BlockFi has raised a total of $363 million from investors. Including Peter Thiel’s Founders Fund, Galaxy Digital, Valar Ventures, Akuna Capital, Paradigm, Fidelity Investments, Morgan Creek, and SoFi.

In the previous week, Celsius Network, Three Arrows Capital, and Babel Finance all made news for liquidity concerns.

BlockFi’s promise to “never lose money for our clients” is looking increasingly hollow.

On March 2, BlockFi announced that it had raised $52.5 million in a Series C funding round led by Morgan Creek. With participation from new investors such as Andreessen Horowitz and Avalon Ventures.

As well as existing backers such as Peter Thiel’s Founders Fund, Galaxy Digital, Akuna Capital and SoFi.

The fresh capital takes BlockFi’s total fundraising to over $350 million since its inception in August 2017.
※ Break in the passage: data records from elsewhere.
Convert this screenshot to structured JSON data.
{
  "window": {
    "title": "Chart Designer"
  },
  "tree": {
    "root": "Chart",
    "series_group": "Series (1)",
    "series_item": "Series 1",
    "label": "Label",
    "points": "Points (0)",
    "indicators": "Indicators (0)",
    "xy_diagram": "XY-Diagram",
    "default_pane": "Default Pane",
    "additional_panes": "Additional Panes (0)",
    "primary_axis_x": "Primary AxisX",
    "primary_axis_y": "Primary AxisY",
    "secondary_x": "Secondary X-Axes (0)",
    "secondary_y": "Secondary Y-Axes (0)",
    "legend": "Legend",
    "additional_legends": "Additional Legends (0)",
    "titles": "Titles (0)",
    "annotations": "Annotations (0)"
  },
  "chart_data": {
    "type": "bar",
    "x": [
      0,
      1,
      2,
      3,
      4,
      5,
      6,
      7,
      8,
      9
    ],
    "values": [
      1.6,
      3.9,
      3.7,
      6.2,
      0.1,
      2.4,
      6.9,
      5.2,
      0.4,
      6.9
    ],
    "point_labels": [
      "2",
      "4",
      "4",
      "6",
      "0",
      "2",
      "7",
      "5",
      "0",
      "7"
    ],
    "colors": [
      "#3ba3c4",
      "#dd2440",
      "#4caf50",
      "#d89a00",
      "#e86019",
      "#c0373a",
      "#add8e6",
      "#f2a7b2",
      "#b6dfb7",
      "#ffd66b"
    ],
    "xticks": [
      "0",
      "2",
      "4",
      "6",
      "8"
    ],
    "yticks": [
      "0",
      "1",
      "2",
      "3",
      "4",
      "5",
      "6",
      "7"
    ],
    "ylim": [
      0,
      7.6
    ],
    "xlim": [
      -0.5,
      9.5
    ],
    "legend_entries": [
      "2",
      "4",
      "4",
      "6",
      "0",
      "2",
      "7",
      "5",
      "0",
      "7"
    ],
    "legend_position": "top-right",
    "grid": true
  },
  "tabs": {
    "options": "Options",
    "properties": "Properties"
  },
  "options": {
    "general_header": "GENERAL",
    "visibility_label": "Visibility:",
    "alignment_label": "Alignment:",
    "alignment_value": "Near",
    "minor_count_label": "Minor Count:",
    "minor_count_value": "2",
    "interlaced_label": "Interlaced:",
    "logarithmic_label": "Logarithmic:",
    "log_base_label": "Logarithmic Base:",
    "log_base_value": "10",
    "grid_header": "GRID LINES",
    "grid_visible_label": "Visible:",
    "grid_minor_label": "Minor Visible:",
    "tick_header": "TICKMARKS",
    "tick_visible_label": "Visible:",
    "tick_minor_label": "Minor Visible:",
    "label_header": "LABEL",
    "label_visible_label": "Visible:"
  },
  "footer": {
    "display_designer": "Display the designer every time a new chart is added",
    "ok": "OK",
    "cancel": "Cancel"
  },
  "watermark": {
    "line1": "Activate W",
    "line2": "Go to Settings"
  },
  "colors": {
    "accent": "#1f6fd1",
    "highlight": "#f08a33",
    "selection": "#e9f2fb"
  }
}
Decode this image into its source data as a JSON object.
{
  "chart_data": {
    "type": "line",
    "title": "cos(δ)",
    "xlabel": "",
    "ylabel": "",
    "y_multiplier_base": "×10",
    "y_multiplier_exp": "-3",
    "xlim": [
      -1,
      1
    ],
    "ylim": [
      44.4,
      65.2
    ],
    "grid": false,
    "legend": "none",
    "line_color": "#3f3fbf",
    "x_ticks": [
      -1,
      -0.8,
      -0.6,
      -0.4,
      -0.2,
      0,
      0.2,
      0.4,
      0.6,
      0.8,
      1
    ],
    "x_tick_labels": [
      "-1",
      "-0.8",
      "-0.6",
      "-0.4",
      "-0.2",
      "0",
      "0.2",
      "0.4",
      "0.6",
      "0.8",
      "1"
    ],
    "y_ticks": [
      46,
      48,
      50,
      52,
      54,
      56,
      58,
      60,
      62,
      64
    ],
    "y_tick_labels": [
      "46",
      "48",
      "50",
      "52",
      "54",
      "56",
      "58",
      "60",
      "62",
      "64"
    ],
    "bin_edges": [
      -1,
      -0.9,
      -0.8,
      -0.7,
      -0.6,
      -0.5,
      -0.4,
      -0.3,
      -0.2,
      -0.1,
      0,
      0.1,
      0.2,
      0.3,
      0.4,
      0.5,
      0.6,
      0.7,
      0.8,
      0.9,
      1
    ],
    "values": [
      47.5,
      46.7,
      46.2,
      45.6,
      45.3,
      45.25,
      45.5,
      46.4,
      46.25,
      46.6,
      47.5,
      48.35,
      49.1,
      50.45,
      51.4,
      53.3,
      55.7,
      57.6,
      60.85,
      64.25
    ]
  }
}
BlockFi now joins the ranks of several other companies that have raised large sums of money despite the ongoing bear market.

Crypto exchange FTX, which is less than a year old raised $8 million. In a Series A funding round led by BlockFi’s current lead investor, Morgan Creek.

BlockFi’s CEO, Zac Prince, says that the new funding would be used to expand BlockFi’s product suite and geographical footprint.